Salah satu alasannya karena Scott Redding tak ingin membayar sejumlah uang untuk mengamankan slot pembalap di musim depan. Redding lebih lanjut menjelaskan saat ini pembalap juga dibebankan biaya untuk bisa berada di grid, ini merupakan hal yang gila menurutnya.

“Layaknya sebuah bisnis, semua harus pakai uang. Itu masalah yang dihadapi saat ini. Begitulah caranya. Agar pembalap bisa berada di grid, berapa mereka berani membayar untuk itu? Ini adalah kejuaraan balap dunia. Terlepas apakah itu Moto3, Moto2 dan MotoGP,” kata Scott Redding, dikutip dari laman motorsport.

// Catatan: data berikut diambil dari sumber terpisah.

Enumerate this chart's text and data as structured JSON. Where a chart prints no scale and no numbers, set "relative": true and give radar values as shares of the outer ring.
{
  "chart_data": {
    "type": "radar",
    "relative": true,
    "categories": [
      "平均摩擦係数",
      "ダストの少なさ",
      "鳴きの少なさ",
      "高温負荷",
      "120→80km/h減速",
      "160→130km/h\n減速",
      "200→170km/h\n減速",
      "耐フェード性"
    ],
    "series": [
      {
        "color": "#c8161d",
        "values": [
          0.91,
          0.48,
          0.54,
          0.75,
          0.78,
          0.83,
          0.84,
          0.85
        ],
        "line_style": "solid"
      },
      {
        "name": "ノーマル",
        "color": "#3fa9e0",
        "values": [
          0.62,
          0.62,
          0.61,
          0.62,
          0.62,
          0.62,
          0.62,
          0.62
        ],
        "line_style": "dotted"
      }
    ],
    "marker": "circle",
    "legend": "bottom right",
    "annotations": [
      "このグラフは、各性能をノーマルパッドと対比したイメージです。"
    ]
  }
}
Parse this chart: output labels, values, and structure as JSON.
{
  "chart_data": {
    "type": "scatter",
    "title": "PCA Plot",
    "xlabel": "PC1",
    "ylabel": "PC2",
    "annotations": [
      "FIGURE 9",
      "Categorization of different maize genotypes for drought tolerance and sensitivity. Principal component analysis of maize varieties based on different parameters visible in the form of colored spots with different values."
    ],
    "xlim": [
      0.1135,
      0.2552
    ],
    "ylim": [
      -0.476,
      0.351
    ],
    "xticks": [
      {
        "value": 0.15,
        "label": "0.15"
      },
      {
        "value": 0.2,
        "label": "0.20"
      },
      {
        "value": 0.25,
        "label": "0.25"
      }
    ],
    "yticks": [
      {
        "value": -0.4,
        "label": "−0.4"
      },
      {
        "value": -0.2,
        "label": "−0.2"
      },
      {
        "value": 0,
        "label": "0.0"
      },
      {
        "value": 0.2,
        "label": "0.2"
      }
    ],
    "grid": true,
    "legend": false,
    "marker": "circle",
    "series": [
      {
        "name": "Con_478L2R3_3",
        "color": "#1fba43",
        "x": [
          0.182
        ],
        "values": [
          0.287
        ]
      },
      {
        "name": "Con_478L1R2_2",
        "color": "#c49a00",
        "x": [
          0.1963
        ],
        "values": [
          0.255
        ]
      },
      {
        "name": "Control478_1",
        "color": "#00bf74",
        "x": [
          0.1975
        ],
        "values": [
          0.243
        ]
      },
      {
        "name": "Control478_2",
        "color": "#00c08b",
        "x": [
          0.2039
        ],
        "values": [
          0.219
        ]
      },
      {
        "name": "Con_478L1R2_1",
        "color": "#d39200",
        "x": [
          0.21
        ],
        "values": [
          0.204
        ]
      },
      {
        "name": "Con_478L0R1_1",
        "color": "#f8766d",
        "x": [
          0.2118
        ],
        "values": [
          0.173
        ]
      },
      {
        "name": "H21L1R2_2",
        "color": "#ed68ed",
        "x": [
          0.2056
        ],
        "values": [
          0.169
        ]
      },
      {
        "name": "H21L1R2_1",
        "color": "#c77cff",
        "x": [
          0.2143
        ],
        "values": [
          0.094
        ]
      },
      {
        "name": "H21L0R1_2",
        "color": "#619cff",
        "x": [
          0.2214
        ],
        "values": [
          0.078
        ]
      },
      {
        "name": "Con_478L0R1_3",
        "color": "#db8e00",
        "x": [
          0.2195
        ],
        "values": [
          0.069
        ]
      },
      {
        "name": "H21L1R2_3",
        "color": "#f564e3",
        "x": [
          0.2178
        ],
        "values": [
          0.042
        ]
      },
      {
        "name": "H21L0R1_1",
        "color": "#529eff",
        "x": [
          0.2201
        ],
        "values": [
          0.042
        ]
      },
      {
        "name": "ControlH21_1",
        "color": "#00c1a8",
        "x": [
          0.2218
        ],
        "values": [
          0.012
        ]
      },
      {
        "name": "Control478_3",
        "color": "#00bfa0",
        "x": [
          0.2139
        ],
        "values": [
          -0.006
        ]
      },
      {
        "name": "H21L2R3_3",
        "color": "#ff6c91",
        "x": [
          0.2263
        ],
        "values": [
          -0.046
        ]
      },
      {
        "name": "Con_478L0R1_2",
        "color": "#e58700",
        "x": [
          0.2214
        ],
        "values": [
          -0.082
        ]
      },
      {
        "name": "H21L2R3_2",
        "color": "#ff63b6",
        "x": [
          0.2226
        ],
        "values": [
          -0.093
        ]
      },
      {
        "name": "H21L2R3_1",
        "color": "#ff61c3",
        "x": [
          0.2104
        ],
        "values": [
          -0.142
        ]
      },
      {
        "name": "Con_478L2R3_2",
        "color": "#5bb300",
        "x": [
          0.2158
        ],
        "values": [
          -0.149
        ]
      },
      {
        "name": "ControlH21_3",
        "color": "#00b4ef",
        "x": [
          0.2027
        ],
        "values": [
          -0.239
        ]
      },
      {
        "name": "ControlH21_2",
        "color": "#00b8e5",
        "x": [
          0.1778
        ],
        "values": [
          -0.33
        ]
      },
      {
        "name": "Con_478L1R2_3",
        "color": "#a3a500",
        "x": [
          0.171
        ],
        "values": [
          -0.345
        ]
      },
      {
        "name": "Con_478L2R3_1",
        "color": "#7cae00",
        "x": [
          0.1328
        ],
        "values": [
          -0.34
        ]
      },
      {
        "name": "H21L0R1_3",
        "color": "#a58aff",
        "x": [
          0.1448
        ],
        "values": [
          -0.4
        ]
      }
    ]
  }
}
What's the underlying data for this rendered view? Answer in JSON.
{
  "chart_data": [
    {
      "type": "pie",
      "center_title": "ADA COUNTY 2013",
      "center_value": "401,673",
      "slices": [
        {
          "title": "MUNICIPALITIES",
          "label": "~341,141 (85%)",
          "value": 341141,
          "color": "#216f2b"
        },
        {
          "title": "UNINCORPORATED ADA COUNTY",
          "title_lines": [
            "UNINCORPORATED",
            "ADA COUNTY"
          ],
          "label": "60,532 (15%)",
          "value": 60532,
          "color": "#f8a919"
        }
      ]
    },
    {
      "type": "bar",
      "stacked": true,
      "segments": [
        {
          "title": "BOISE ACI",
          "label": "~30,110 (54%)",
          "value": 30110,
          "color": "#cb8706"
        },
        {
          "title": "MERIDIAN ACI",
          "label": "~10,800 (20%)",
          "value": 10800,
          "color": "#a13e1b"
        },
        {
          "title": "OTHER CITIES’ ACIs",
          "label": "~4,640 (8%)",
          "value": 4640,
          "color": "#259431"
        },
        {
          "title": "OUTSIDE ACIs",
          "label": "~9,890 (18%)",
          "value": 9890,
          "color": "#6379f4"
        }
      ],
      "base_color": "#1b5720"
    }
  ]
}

“Bahkan jika tim di dukung dengan finansial yang sehat, mereka masih meminta sejumlah uang kepada pemabalap. Kerena mereka bisa, mereka akhirnya melakukan itu. Padahal dia bukanlah yang terbaik dari yang terbaik,” tambahnya.

Pembalap asal Inggris ini juga menjelaskan kenapa tak memilih turun kelas ke Moto2, tim Dynavolt Intact awalnya sudah sepakat. Tetapi, entah kenapa pada akhirnya tim justru lebih memilih Tom Luthi, itulah yang menyebabkan dirinya hijrah ke BSB.

“Ini yang Anda harus ketahui, kenapa akhirnya saya tidak memilih untuk ke Moto2. Saya tidak akan balapan jika tidak dibayar, karena ini adalah pekerjaan saya, tetapi di sisi lain saya juga tidak akan membayar untuk amankan satu slot pembalap. Saya tidak akan membayar dua ratus, tiga ratus ribu untuk bisa berada di grid selama satu atau dua musim. Ini menggelikan, juga gila. Tetapi ada yang melakukan ini demi bisa balapan,” papar Redding.

Redding pun memberikan masukan kepada promotor MotoGP untuk bisa memberikan hukuman kepada mereka, di sisi lain pembalap yang selalu tampil nyentrik ini juga menyarankan agar ada regulasi yang jelas mengenai besaran gaji pembalap.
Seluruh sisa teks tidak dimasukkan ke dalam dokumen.